Command Sgt. Maj. Danny Basham, USARD's command sergeant major, put it simply: "The men and women who chose to serve our nation are actively showing their commitment to something larger than themselves." He added: "The nation depends on their strength, character, and commitment." No mention of intersectionality workshops. No land acknowledgments. Just strength, character, and commitment. Imagine that.
Think about the timeline here. Just a couple of years ago, the Army was missing its targets so badly that brass were sweating through congressional hearings trying to explain the shortfall. The narrative was set: America's youth had moved on, the all-volunteer force was in existential danger, and anyone suggesting woke policies were the problem was dismissed as a culture-war crank.
Then Hegseth walked into the Pentagon, started ripping out the social engineering experiments, and suddenly — like magic — young Americans wanted to serve again. More than 61,500 of them. Four months early.
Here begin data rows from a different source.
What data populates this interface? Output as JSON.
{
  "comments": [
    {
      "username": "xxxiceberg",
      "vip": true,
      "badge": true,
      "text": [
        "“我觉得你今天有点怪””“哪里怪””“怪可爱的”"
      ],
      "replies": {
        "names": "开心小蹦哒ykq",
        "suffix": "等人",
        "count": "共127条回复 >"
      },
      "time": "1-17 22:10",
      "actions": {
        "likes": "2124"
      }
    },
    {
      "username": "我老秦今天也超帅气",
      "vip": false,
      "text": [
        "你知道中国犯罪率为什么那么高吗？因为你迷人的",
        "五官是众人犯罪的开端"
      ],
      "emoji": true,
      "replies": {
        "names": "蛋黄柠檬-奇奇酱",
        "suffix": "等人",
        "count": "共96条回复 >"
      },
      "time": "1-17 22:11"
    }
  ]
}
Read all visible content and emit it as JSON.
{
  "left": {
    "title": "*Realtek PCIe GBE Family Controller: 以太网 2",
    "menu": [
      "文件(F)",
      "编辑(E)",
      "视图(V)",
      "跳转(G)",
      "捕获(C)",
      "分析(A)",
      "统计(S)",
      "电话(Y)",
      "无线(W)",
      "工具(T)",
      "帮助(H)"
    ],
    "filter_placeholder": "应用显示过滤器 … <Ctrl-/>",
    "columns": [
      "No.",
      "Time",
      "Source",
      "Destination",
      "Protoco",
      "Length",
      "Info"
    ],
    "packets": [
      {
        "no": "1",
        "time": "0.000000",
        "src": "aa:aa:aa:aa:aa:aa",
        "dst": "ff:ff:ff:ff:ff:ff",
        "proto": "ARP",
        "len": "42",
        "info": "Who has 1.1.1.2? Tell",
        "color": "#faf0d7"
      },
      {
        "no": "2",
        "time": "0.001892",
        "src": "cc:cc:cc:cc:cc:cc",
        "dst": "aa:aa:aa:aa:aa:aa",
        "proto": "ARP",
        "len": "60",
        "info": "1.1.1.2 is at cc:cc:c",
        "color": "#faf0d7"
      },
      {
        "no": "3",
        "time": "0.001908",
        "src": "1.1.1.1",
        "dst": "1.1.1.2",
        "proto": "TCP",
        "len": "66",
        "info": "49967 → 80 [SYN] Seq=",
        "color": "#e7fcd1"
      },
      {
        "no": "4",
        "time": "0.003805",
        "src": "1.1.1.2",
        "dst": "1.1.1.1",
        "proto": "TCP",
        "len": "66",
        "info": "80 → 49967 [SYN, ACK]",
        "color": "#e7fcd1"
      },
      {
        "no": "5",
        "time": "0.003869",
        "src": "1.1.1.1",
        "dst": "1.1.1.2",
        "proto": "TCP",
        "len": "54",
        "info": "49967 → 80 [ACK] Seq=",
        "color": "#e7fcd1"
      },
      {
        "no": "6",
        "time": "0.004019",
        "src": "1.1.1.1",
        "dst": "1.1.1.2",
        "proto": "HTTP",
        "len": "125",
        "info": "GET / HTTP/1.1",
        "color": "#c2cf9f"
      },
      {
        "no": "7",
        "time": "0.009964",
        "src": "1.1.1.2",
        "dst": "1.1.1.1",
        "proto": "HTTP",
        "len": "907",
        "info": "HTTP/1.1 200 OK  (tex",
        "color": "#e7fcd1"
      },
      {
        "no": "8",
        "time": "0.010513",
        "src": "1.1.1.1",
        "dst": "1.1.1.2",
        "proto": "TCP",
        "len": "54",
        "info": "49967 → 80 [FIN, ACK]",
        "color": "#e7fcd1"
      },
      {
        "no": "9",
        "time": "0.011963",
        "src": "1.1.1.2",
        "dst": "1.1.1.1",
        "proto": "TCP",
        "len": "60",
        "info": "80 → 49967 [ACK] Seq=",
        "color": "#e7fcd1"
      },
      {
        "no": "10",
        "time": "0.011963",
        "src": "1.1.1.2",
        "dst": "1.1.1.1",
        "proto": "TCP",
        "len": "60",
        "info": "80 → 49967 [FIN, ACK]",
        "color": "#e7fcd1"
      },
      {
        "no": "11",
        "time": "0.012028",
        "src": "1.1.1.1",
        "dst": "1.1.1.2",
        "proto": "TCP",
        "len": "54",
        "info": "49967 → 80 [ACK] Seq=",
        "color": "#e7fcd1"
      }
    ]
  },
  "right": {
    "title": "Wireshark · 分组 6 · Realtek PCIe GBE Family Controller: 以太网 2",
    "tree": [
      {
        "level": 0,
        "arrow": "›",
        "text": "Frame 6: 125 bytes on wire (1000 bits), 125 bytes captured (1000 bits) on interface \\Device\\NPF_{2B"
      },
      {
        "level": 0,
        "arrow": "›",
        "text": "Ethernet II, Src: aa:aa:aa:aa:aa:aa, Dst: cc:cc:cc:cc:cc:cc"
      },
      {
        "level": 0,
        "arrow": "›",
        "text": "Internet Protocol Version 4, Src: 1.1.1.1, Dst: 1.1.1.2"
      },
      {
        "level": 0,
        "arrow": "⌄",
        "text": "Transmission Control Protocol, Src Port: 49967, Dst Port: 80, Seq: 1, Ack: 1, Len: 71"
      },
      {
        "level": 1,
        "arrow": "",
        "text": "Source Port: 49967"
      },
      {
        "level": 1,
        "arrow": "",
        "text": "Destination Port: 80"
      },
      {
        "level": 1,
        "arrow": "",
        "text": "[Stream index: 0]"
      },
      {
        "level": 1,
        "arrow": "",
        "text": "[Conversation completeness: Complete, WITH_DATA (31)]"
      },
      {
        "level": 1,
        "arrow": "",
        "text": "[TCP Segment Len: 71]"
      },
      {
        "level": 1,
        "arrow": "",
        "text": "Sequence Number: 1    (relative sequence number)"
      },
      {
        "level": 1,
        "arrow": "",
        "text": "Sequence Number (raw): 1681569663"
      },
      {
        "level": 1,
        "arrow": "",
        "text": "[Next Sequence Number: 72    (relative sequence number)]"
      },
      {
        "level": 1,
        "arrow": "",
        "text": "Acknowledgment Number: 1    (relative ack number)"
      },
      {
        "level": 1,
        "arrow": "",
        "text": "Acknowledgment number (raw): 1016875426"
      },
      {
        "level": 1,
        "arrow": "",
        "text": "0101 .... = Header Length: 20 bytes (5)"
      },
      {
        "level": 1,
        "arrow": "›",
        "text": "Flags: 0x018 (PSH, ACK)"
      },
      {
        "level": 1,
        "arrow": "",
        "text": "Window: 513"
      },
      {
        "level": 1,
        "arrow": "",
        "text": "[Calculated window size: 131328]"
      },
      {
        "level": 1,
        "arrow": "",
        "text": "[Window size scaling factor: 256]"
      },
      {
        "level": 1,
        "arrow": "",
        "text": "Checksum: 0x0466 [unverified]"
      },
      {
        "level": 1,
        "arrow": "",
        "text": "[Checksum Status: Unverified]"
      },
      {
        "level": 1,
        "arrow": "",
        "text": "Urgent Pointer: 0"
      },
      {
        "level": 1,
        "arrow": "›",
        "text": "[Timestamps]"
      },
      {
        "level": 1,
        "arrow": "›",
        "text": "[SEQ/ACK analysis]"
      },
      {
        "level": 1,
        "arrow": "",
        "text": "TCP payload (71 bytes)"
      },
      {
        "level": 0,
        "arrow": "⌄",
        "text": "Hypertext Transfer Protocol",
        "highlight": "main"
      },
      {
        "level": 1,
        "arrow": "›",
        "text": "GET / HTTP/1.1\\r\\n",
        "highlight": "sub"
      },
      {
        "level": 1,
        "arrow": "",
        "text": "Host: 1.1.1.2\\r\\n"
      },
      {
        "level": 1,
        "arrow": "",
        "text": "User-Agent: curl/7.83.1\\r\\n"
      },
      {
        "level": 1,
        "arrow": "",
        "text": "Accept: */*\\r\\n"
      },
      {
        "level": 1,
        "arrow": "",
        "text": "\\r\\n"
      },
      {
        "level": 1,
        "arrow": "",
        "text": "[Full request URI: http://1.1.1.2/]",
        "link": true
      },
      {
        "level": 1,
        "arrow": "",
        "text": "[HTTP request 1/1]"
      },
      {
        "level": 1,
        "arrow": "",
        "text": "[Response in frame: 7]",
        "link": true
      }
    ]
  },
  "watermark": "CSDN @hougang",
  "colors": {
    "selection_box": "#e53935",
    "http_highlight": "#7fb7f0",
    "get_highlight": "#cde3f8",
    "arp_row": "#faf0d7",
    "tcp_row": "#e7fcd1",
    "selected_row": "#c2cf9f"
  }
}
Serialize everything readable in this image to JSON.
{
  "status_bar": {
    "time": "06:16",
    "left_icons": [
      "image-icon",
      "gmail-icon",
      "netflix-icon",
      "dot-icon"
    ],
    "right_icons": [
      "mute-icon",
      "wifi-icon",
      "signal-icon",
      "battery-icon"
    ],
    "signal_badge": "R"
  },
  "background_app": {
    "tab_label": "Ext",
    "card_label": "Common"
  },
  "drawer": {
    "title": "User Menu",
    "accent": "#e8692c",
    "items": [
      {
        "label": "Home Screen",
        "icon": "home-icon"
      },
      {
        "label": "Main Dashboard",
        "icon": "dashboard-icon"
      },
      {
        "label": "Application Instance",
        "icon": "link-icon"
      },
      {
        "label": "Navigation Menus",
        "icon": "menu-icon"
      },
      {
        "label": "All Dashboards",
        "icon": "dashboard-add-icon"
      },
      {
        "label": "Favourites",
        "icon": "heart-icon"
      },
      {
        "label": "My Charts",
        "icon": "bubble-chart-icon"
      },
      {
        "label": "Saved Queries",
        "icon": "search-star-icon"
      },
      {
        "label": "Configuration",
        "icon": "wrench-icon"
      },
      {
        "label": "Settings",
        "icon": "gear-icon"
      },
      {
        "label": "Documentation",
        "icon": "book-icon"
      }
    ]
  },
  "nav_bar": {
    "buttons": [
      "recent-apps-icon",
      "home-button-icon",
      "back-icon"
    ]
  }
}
It's almost like 18-year-olds want to join an institution that takes itself seriously. They want to serve something bigger than themselves — not sit through mandatory training about unconscious bias while their drill sergeants walk on eggshells. They want to be soldiers, not guinea pigs for whatever faculty-lounge theory some defense contractor got paid millions to implement.
This is what a Memorial Day weekend headline should look like. While Democrats were busy slapping partisan labels on fallen heroes, the Army was quietly proving that when you respect the mission and respect the people willing to carry it out, they show up in numbers that shatter every forecast.
The recruiting crisis was never about America's youth. It was about America's leadership. Fix the leadership, and the kids line up around the block.